The Overlanders were a highly underrated group whose history took them from the prime years of the British Invasion into the Summer of Love -- their one U.K. hit -- a chart-topping British single of the Lennon-McCartney song "Michelle" -- usually gets them pegged as a cover band, while their origins as a folk group specializing in harmony vocals often gets them lumped in with Silkie, the Ivy League, and other vocal ensembles. And their being put into Castle Records' sunshine pop series Ripples also gives the group a slightly lighter-weight veneer than they deserve. Their actual sound was a beautifully wrought synthesis of folk-inspired vocals and Merseybeat-style harmonies, rhythms, and instrumentation -- they were comparable, in some ways, to the Searchers, with whom (not coincidentally) they shared the same producer, Tony Hatch. They started out as part of the early-'60s British folk boom, initially as a trio made up of Paul Arnold on piano and guitar, Lori Mason on piano and harmonica, and Peter Bartholomew on guitar, all three sang. Their sound was somewhere between the Easy Riders and the Kingston Trio, drawing mostly on an American repertory, including parts of the latter group's song list, along with the compositions of Woody Guthrie, among others, and originals authored by the trio themselves. Their singing, however, had a bold edge that, combined with their exquisite harmonies, lent the resulting music a raw power that most rivals on the college folk circuit utterly lacked.

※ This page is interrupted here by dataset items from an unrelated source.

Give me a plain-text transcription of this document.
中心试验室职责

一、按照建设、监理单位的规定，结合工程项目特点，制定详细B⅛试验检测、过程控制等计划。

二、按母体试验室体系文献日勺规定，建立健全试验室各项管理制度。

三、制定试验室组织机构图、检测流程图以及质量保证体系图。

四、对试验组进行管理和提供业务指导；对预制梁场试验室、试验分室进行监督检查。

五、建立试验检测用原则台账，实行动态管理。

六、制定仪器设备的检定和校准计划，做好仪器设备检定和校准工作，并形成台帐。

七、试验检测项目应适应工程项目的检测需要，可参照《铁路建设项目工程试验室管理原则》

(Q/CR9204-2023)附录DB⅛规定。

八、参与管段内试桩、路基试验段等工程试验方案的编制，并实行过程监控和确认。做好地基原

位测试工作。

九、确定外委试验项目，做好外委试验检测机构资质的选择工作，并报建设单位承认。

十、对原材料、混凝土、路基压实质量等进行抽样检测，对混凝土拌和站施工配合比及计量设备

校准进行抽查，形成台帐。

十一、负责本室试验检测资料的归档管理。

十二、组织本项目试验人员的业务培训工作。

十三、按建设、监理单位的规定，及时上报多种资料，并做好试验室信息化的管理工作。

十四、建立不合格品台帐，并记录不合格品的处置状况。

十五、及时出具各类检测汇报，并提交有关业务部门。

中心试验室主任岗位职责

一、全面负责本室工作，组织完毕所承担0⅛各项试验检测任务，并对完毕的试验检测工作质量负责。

They were signed to Pye in early 1963 and, with Tony Hatch producing, debuted with a single that July: "Summer Skies and Golden Sands" b/w "Call of the Wild." Both sides of the single were powerful songs within a folk revival idiom that could have made the jump to the rock & roll audience, with crisp rhythm playing and forceful lead guitar (for folk-styled recordings) on their respective breaks; the lead guitar on "Summer Skies and Golden Sands" was simultaneously reminiscent of early-'60s teen pop, and the work of such Joe Meek-produced bands as the Tornados and the Outlaws. From the very beginning, the Overlanders' sides were as much a step toward the development of folk-rock in the U.K. as the music of the Searchers.

They followed their debut up three months later with the even more beat-oriented "Movin'" b/w "Rainbow": the A-side had crisper rhythm and lead guitar parts (the latter very angular and catchy in its off-kilter way) and Merseybeat-style harmonies; the B-side had a flashy, rippling lead guitar part. Additionally, those early sides were all originals by the three members, of whom Arnold (writing as Paul Friswell) proved the most prolific. It was their third single, and the first to be based on an outside composition: that was the charm, albeit a peculiar one -- their cover of Chad & Jeremy's "Yesterday's Gone," with its Beatlesesque harmonies, was a minor hit in the United States, appearing at just the right moment when all things British could get airplay and sales in America. Their record rose to Number 75. It was hardly a smash, but its' charting was enough to give the group a tiny place in the British Invasion tally books.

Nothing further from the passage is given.